Hoje aposentada, recebe um salário mínimo pra sustentar apenas ela e os bichos. Tem dois cachorros, o Negão e o Atrevido que ganhou nome porque desde pequeno só gosta de brincar. Tem a Cantora, a galinha obediente que só basta escutar a voz de Berenice e vem correndo pra vê-la. E por último a família de gatos, o Pirulito, o Pinguinho e a Xandinha, mãe dos outros dois.

- Eu vou te falar a verdade… eu venho pra cá mesmo mais pra me distrair, como eu to falando com você. Vem outra pessoa, eu converso, vem outra e outra e assim vai. Eu me divirto assim.

Cada planta custa quatro reais, independente de qual, porque segundo ela o trabalho de colher é o mesmo para todas.

Além das plantas, Dona Maria também vende ovos caipiras. Ela coloca em um pote de sorvete, enrolado em algumas sacolas. Durante a conversa, ela explica que não gosta de matar os seus bichos e que também não gosta de ovo, então por isso ela vende. Vende barato, inclusive, quatro reais a dúzia. Ovos bem graúdos, aqueles marronzinhos.

- Galinha caipira eu não como nem… Eu compro meu frango, meu peixe. Tá de bom tamanho pra mim.

Dona Berenice tirando os ovos caipiras do pote pra entregar para uma de suas clientes.

A alagoana não apenas conquistou clientes mas também fez vários amigos. Todo mundo que passa dá um “oi” pra ela. É uma verdadeira miss simpatia. E quando não falam, ela faz questão chamar atenção: “ei, não vai falar comigo, não?”.

- Tem uma senhora que mora um pouco ali pra frente (apontando para o outro lado da rua). Ela me manda café, me manda comida, é uma amiga que fiz por causa daqui.

Mesmo depois de tanto tempo mexendo com plantas, Berenice nunca pensou em expandir o seu negócio.

- Isso aqui pra mim já é uma grande coisa.

Nos dias que não vai até a calçada vender as plantinhas, é porque foi à igreja. E quando o sol aparece, gosta de ir pescar na beira do rio.

Uma das plantinhas de Berenice.

Apesar da idade, escuta tudo sempre muito atenta ao que acontece ao seu redor. Vira e mexe dá uma espiada pra saber o que está acontecendo.

- “Olha lá, vem outra bem ali”, Referindo-se a sua cliente e amiga, Maria Célia.

As duas conversavam, riam, pareciam amigas de infância. A troca de energias entre as duas era algo tão positiva que qualquer um que passasse por ali poderia perceber.

No meio da conversa, Maria Célia lembra da vez que foi na casa de Berenice, dizendo que o lugar era bonito e tinha varias cachoeiras.

Ao falar sobre medo, Berenice resgata na sua caixa de memórias o dia em que foi na “Cachoeira das Macumbas” pra pegar plantas com seu vizinho “que não bate muito bem na cabeça”. Ela conta que de repente a polícia chegou e perguntou o que ela fazia ali.
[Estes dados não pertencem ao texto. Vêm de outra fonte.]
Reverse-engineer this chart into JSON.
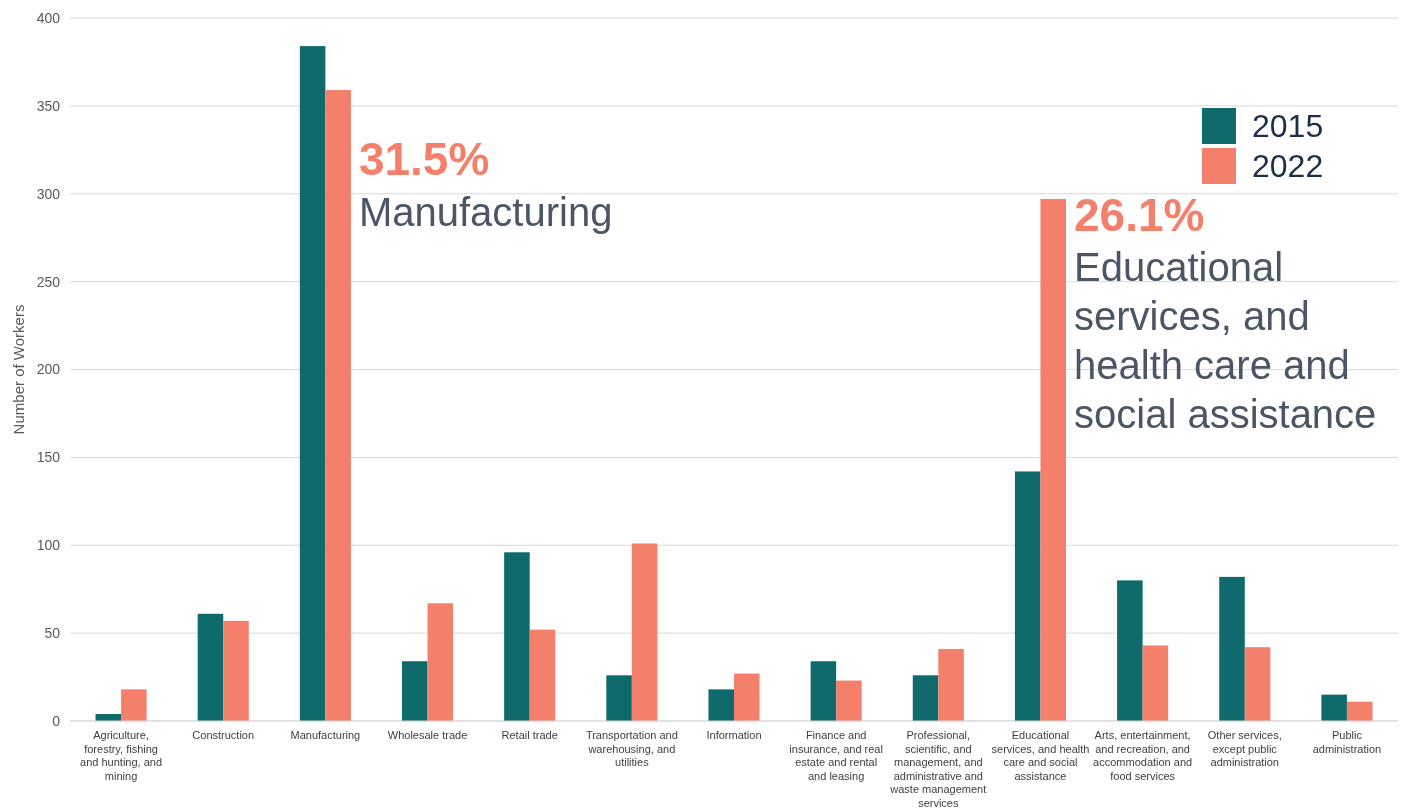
{
  "chart_data": {
    "type": "bar",
    "ylabel": "Number of Workers",
    "categories": [
      "Agriculture, forestry, fishing and hunting, and mining",
      "Construction",
      "Manufacturing",
      "Wholesale trade",
      "Retail trade",
      "Transportation and warehousing, and utilities",
      "Information",
      "Finance and insurance, and real estate and rental and leasing",
      "Professional, scientific, and management, and administrative and waste management services",
      "Educational services, and health care and social assistance",
      "Arts, entertainment, and recreation, and accommodation and food services",
      "Other services, except public administration",
      "Public administration"
    ],
    "series": [
      {
        "name": "2015",
        "color": "#0e6a6b",
        "values": [
          4,
          61,
          384,
          34,
          96,
          26,
          18,
          34,
          26,
          142,
          80,
          82,
          15
        ]
      },
      {
        "name": "2022",
        "color": "#f4806c",
        "values": [
          18,
          57,
          359,
          67,
          52,
          101,
          27,
          23,
          41,
          297,
          43,
          42,
          11
        ]
      }
    ],
    "ylim": [
      0,
      400
    ],
    "yticks": [
      0,
      50,
      100,
      150,
      200,
      250,
      300,
      350,
      400
    ],
    "grid": "y",
    "legend": "top right",
    "annotations": [
      {
        "text": "31.5%",
        "x": "Manufacturing",
        "y": 330
      },
      {
        "text": "Manufacturing",
        "x": "Manufacturing",
        "y": 298
      },
      {
        "text": "26.1%",
        "x": "Educational services, and health care and social assistance",
        "y": 298
      },
      {
        "text": "Educational services, and health care and social assistance",
        "x": "Educational services, and health care and social assistance",
        "y": 267
      }
    ]
  }
}
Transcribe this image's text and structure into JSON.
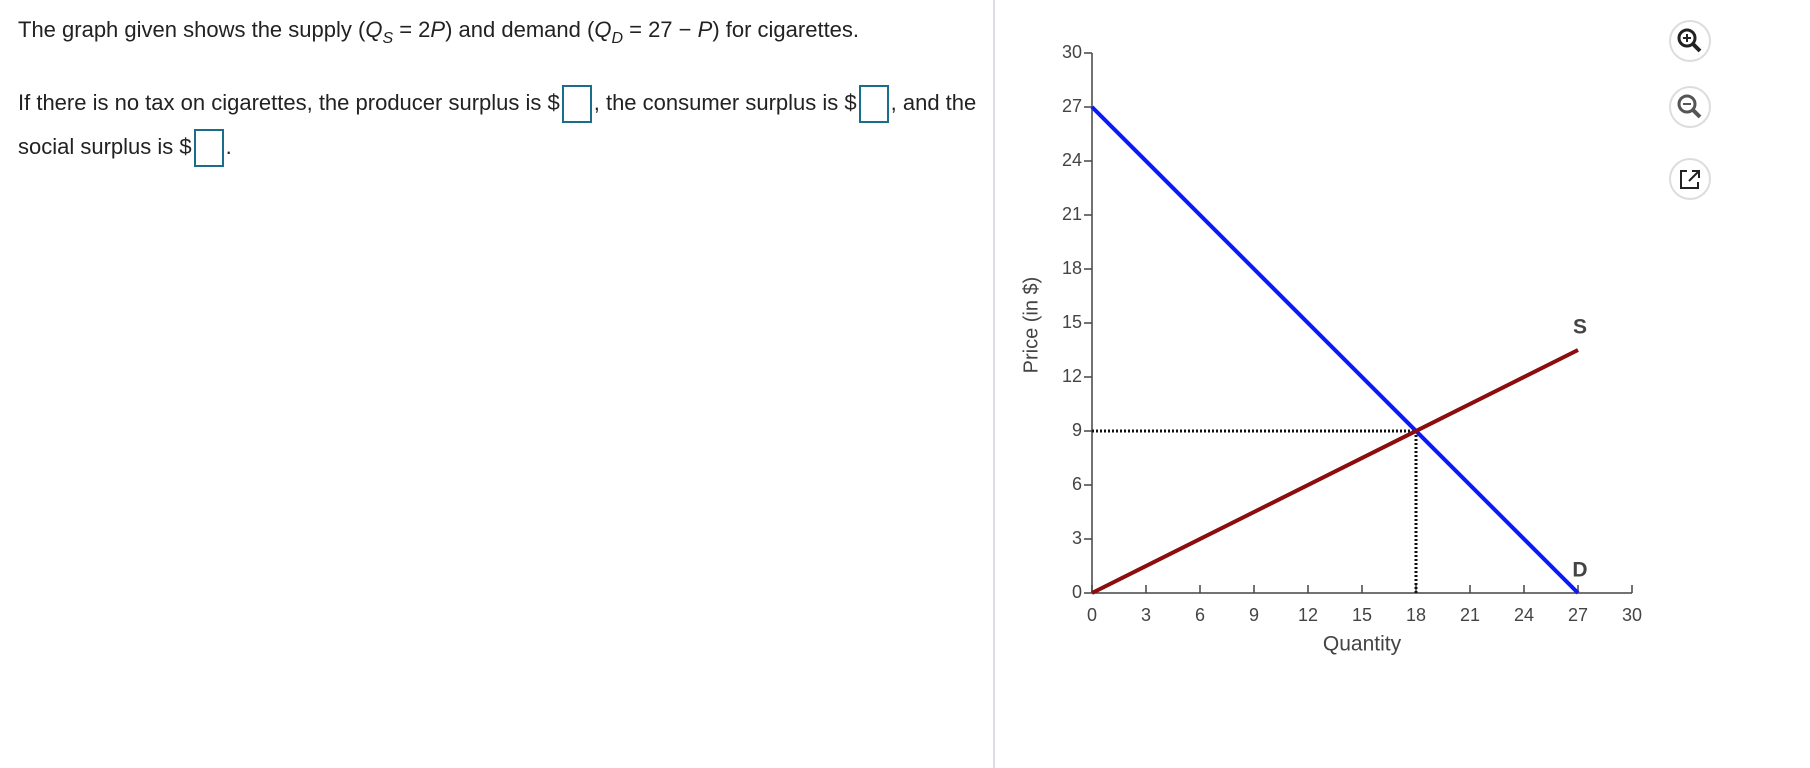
{
  "question": {
    "intro": [
      "The graph given shows the supply (",
      "Q",
      "S",
      " = 2",
      "P",
      ") and demand (",
      "Q",
      "D",
      " = 27 − ",
      "P",
      ") for cigarettes."
    ],
    "prompt": [
      "If there is no tax on cigarettes, the producer surplus is $",
      ", the consumer surplus is $",
      ", and the social surplus is $",
      "."
    ]
  },
  "chart_data": {
    "type": "line",
    "x_label": "Quantity",
    "y_label": "Price (in $)",
    "xlim": [
      0,
      30
    ],
    "ylim": [
      0,
      30
    ],
    "xticks": [
      0,
      3,
      6,
      9,
      12,
      15,
      18,
      21,
      24,
      27,
      30
    ],
    "yticks": [
      0,
      3,
      6,
      9,
      12,
      15,
      18,
      21,
      24,
      27,
      30
    ],
    "series": [
      {
        "name": "D",
        "color": "#0a19f5",
        "x": [
          0,
          27
        ],
        "values": [
          27,
          0
        ]
      },
      {
        "name": "S",
        "color": "#8b0d0d",
        "x": [
          0,
          27
        ],
        "values": [
          0,
          13.5
        ]
      }
    ],
    "equilibrium": {
      "x": 18,
      "y": 9
    }
  }
}
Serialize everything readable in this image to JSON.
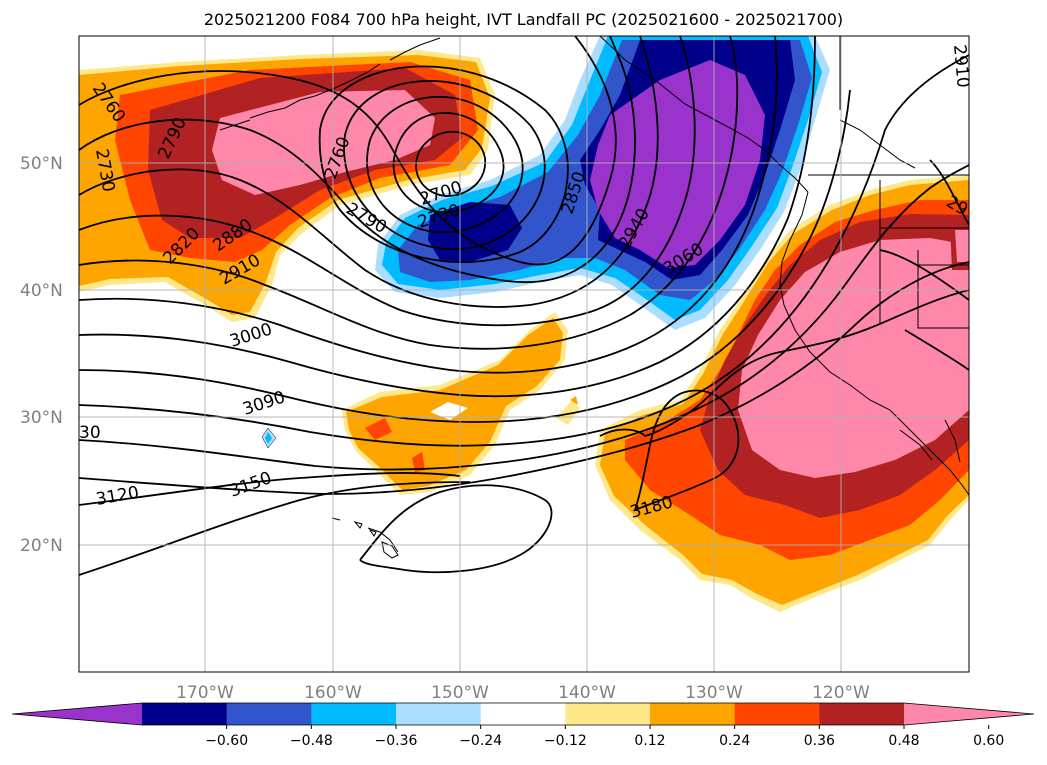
{
  "title": "2025021200 F084 700 hPa height, IVT Landfall PC (2025021600 - 2025021700)",
  "lat_labels": [
    "50°N",
    "40°N",
    "30°N",
    "20°N"
  ],
  "lon_labels": [
    "170°W",
    "160°W",
    "150°W",
    "140°W",
    "130°W",
    "120°W"
  ],
  "contour_labels": [
    "2760",
    "2730",
    "2790",
    "2760",
    "2700",
    "2730",
    "2790",
    "2820",
    "2880",
    "2910",
    "2850",
    "2940",
    "3060",
    "3000",
    "3090",
    "30",
    "3120",
    "3150",
    "3180",
    "2910",
    "29"
  ],
  "colorbar": {
    "colors": [
      "#9933cc",
      "#00008b",
      "#3355cc",
      "#00bbff",
      "#aaddff",
      "#ffffff",
      "#ffe88a",
      "#ffa500",
      "#ff4500",
      "#b22222",
      "#ff88aa"
    ],
    "ticks": [
      "−0.60",
      "−0.48",
      "−0.36",
      "−0.24",
      "−0.12",
      "0.12",
      "0.24",
      "0.36",
      "0.48",
      "0.60"
    ]
  },
  "chart_data": {
    "type": "map",
    "title": "2025021200 F084 700 hPa height, IVT Landfall PC (2025021600 - 2025021700)",
    "fields": [
      "700 hPa height (m)",
      "IVT Landfall PC (shaded)"
    ],
    "lon_ticks": [
      "170°W",
      "160°W",
      "150°W",
      "140°W",
      "130°W",
      "120°W"
    ],
    "lat_ticks": [
      "50°N",
      "40°N",
      "30°N",
      "20°N"
    ],
    "height_contours": [
      2700,
      2730,
      2760,
      2790,
      2820,
      2850,
      2880,
      2910,
      2940,
      3000,
      3060,
      3090,
      3120,
      3150,
      3180
    ],
    "shading_levels": [
      -0.6,
      -0.48,
      -0.36,
      -0.24,
      -0.12,
      0.12,
      0.24,
      0.36,
      0.48,
      0.6
    ],
    "colorbar_extend": "both"
  }
}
Muito breve, ela respondeu.

- Tô só pegando umas plantinhas pro meu trabalho.

“E as pernas da senhora não tremeram?”, pergunta Maria Célia.

Berenice responde séria como nunca antes, desde o começo da conversa.

- “Eu? Tremendo? Eu não tenho medo de ninguém, eu não devo nada a ninguém, muito menos pra polícia.”

As mãos calejadas e sujas de barro de Berenice são a marca registrada de muito trabalho. A toca e o avental compõe harmonicamente o estilo que só combina com ela. O sorriso a cai muito bem mas aquele olhar 75 é o que faz com que cada um que passe por ela fique encantado por sua simplicidade.